Monday Rant: How to Tell if You Have a Flat Tire

Rant mode engage!

The other day, I got a call from a mechanic pal who told me he had a doozy of a thing to show me. I asked for the gist of said doozy via text message, and was refused. Apparently, this was something that had to be seen in person, and it was best to stop by the shop.

So I did. Mechanic pal pulls out this busted-looking ‘steelie’ wheel rim with the shredded remnants of a tire somewhat attached to it. This tire was shot. In pieces. Ripped to ribbons. You know when you stuff a bunch of junk-mail into a paper shredder? This tire resembled what comes out the other end.

Mechanic pal told me that the tire was, in all likelihood, flat when the vehicle left the owner’s driveway.

“The vehicle got driven for, probably, forty clicks,” he added.

“On a flat??!”

That’s forty clicks on a tire with no air in it. Maybe it picked up a nail, got blown out on a pothole, or was slashed by an angry ex at 3am. In any case, this tire was flatter than a gluten-free pancake before it even left the driveway. And then, the vehicle’s owner decided to go and run errands.

Another possibly-contributing factor to the catastrophic mangling of the tire was the fact that, apparently, this driver was engaged in the horrific practice of listening to headphones while driving. Is driving with headphones illegal? I hope so. It’s stupid and irresponsible and might even cause the offender to hold up an emergency vehicle they don’t hear coming. Or, you know, not hear the sound of a three-foot strap of rubber smacking at high speed into their fender while they steer with the metal edge of a disintegrating wheel rim. Or the sound of nearby motorists honking and screaming that they have a flat tire.

We both shook our heads. How can a driver not realize they’re driving on a flat? Numerous reasons exist, and guy or girl, young or old, rich or poor, there are clueless motorists out there in masses. The offender in this case may have been a perfectly good driver, but in terms of feeling, hearing or understanding how a healthy car feels (or doesn’t feel), they failed miserably.

Anyhow, for the sake of your safety, your family’s safety, and the safety of those motorists with which you and yours share the road, I’d like to present a list of great ways to tell if your ride has a flat tire.

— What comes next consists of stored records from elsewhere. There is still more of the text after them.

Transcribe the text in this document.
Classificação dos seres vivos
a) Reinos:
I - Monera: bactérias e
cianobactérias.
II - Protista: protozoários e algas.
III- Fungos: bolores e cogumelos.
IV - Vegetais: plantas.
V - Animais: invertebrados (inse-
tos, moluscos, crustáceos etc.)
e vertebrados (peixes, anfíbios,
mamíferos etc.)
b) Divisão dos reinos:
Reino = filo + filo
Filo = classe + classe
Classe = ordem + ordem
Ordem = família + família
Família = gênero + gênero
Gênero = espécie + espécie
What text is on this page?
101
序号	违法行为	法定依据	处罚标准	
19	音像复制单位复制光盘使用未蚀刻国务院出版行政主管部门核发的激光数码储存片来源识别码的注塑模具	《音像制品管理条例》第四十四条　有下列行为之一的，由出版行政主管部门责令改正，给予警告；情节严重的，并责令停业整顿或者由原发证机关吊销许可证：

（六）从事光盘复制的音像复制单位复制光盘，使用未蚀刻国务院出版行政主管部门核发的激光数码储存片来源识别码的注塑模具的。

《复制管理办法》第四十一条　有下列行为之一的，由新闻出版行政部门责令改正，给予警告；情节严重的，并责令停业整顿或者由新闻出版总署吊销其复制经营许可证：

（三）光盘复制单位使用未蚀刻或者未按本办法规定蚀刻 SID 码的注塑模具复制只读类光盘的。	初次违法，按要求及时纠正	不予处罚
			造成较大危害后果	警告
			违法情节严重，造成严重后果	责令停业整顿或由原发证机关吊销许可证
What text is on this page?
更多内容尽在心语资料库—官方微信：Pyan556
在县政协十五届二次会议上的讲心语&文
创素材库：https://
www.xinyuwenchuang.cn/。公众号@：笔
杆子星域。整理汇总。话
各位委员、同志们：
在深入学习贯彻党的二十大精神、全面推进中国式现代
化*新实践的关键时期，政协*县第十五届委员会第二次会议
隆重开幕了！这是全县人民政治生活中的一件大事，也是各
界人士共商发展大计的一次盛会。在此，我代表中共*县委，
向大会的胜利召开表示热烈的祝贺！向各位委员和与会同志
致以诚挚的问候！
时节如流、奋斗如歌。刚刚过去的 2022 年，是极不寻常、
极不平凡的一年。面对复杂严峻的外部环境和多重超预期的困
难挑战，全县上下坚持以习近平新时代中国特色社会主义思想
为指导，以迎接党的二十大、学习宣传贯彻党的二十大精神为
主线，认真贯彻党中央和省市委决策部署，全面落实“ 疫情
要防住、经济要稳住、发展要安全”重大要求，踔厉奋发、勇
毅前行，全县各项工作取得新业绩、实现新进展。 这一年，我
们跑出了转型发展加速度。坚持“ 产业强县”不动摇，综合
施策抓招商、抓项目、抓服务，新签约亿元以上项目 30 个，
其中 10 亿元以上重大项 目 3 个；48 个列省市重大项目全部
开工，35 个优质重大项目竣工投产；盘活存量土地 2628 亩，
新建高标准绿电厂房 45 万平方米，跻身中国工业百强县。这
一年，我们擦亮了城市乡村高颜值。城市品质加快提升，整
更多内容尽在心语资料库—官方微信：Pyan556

Your steering feels funny. You have to hold the wheel with force to one side, to keep your car going straight. The steering wheel is pulsating or vibrating in an unusual way. The steering feels like it’s attached to a soggy poutine, not a steering system made of steel and rubber. Any sudden feeling in your steering that you’re not used to is a great reason to pull over, right now.

Your car keeps slowing down for no reason. You shouldn’t need a physics professor to explain that driving on a flat tire will cause your ride to slow down, and require drastically more throttle to keep moving at a given speed. If your car suddenly has trouble keeping its speed up, visit the shoulder or parking lot and investigate.

You hear a weird noise. A groaning. A grinding sound. The sound of your engine straining. The sound of a wheel-rim chewing into asphalt. The telltale  ‘whapwhapwhapwhapwhap’ sound often present when a tire has been evacuated of air and is slapping around. Weird noises from under your car are another great reason to pull over and investigate.

People are yelling at you that you have a flat tire. When other motorists honk, flash their lights, point, and yell at you, and shout things like “YOUR TIRE IS FLAT!! PULL OVER!!!” you probably have a flat tire. Of course, attentive driving is required to see and hear the warning signs, and if you’re wearing headphones, there’s little chance you’ll hear people trying to advise you of the danger you’re posing to yourself, and everyone nearby.

Your tire appears flat. You know, deflated. Pancake like. Gooey. Of course, determining this before you set off for a day’s errands may require a circle check of your ride, which does take about nine seconds. In our case above, the tire was on the front passenger side, and the driver didn’t make a circle check, so they never saw the issue.